Cattle feeders and packers continued their standoff through late Friday afternoon, with negotiated cash fed cattle trade undeveloped, according to USDA reports. However, according to AMS, there was a smattering of dressed sales in the Northern Plains at $197/cwt., which was $2 more than the previous week.
Adverse pen conditions and another winter storm over the weekend point to continued erosion in feedlot performance and more price leverage for cattle feeders.
Cattle futures closed near steady Friday, maintaining week-to-week gains as traders waited cash direction.
Except for 17¢ lower in June, Live Cattle futures closed an average of 15¢ higher.
Except for 7¢ and 12¢ higher in April and May, Feeder Cattle futures closed an average of 33¢ lower.
Corn futures closed mostly 2¢ higher.
Soybean futures closed 3¢ to 4¢ higher.
Wholesale beef values were lower on light demand and moderate offerings, according to the Agricultural Marketing Service.
Choice boxed beef cutout value was $1.50 lower Friday afternoon at $212.46/cwt. Select was $1.50 lower at $206.27.
Major U.S. financial indices edged slightly lower Friday amid persistent concerns about the partial government shutdown and the lack of trade resolution with China.
The Dow Jones Industrial Average closed 5 points lower. The S&P 500 closed fractionally lower. The NASDAQ was down 14 points.
Impacts from muddy feedlot pens and winter weather continue to cut both ways in the market.

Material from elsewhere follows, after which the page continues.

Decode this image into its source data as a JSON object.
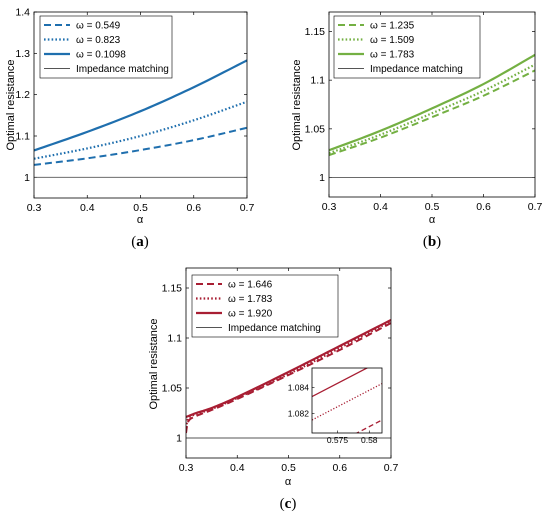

“Heavy rain and snow has most of the trade area in very muddy conditions and these conditions are discouraging calf buyers from buying at this time,” according to the Agricultural Marketing Service (AMS) reporter on hand for Monday’s auction at Oklahoma National Stockyards.
Between demand pressure and heavy post-holiday volume, steers and heifers sold from $4/cwt. lower to $1 higher last week, according to the Agricultural Marketing service (AMS).
Heading into the weekend, a wide swath of the nation was gearing up for Winter Storm Gia
“Feedyards that were already wet will see more moisture fall from the sky, dashing any hopes that they will dry out anytime soon. Said AMS analysts on Friday. “Muddy feedyards in Kansas, Nebraska and Iowa want to get cattle moved out of the poor pen conditions, as cattle performance has been seriously impeded due to above average moisture recently.”
Lost pounds to weather are supporting Cattle futures and the uptick in cash fed cattle prices. On the other hand, costs are increasing.
Feeder Cattle futures closed an average of $1.60 higher week to week on Friday. Live Cattle futures closed an average of $1.70 higher.